Лавка забытых иллюзий (сборник) - стр. 10
Сорок лет спустя, когда я встретил артистку Варлей, по-прежнему очаровательную, на приеме, первым моим побуждением было подойти к ней и рассказать об этом, но через секунду я понял, что это будет неловко. «Я мальчиком восхищался вами» – звучит почти как: «Вас очень любила моя бабушка». И я просто издали улыбнулся актрисе, а моя жена подошла к ней и взяла автограф.
Но вернемся в год шестьдесят седьмой. В очередной раз, когда музыкальная учительница пришла ко мне заниматься, выяснилось, что она тоже посмотрела «Кавказскую пленницу» и ей фильм полюбился. Мы обсудили это обстоятельство, что нас, разумеется, сблизило. И вдруг она села к пианино и наиграла и напела приятным девичьим голосом:
Честно говоря, я был поражен примерно так же, как если бы с экрана в мою комнатку сошла и запела сама Варлей!
– Откуда вы знаете эту песню?! – потрясенный, пролепетал я.
– Подобрала, – весело пояснила училка. – Услышала в кино и подобрала мелодию.
«Как это? – подумал я. – Ладно, слова она еще могла запомнить и быстро записать, пока шло кино. Но как она узнала музыку?!»
– А где вы взяли ноты?! – пробормотал я. В моем представлении музыка передавалась от человека к человеку исключительно в записанном виде.
– А зачем они мне? – искренне изумилась она. – Я ж говорю: я услышала мелодию, а потом подобрала ее на фоно.
– Как – подобрала?
– По слуху. Услышала, запомнила, а потом сыграла.
Когда я все-таки постиг, что она имеет в виду, училка показалась мне небожительницей. Неужели такое возможно? Не врет ли она? Вот так: услышать и сразу наиграть? А другие песни она может воспроизвести?
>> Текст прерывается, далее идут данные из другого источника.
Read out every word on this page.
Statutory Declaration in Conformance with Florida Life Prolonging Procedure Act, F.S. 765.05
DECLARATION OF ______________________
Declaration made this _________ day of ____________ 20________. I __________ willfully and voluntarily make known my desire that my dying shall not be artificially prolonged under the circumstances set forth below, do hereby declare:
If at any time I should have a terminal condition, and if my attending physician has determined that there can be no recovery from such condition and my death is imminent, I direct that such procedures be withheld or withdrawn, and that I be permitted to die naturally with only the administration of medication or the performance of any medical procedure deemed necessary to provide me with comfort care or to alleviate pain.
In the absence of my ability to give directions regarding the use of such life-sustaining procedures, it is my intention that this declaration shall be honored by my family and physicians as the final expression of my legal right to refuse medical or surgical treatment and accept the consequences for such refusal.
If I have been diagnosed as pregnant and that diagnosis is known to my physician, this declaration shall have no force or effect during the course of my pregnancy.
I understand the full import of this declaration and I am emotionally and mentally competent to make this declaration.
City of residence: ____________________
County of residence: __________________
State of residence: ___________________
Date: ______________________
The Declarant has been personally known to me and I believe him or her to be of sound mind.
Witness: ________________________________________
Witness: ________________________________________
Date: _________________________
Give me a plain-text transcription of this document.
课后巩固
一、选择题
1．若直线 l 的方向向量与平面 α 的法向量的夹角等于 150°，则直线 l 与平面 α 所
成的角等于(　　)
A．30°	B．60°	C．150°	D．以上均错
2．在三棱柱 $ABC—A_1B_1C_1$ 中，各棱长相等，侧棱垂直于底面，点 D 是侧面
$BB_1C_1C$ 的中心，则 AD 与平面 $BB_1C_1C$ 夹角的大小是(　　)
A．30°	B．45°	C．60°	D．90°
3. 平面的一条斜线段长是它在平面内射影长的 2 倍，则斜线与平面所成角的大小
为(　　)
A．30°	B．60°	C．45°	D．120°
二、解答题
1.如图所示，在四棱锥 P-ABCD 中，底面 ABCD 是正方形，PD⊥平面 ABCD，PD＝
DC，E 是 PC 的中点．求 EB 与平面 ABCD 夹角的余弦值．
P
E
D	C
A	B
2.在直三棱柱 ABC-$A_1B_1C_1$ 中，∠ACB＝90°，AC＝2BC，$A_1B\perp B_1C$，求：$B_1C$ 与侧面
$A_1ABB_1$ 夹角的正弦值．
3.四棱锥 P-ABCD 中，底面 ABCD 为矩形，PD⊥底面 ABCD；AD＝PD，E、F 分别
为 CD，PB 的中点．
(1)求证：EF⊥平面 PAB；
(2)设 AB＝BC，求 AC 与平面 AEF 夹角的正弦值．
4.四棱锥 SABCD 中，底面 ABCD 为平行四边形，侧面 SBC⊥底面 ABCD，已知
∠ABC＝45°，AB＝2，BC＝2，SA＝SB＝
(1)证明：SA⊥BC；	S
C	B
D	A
И тогда она исполнила мне на моем проклятом пианино другой хит тех времен: «Хмуриться не надо, Лада!»
Честно говоря, этими ее умениями я оказался совершенно подавлен. Нет, наверно, ничего подобного я не достигну, сколько б ни занимался!
После того случая я музицированием стал тяготиться. С учительницей у нас сложились прекрасные отношения, она никогда меня не ругала, а только подбадривала, но бесталанность сказывалась и на моем отношении к занятиям. Музыку я не любил – потому что был к ней не способен.
И когда выяснилось, что в третьем классе мне придется учиться у бабушки с дедушкой в Новороссийске (а пианино останется у родителей в городке), я обрадовался еще и потому, что это означало прекращение музыкальных занятий.
Впрочем, моя мама была (и остается) до чрезвычайности упорной женщиной. И если уж она что-то решила, очень трудно сбить ее с толку. И когда они с папой переехали в новую квартиру в Ростов и к четвертому классу вернули меня к себе, пианино с канделябрами последовало вслед за ними. Надо ж, им хватило упорства ради меня таскать из города в город огромный инструмент!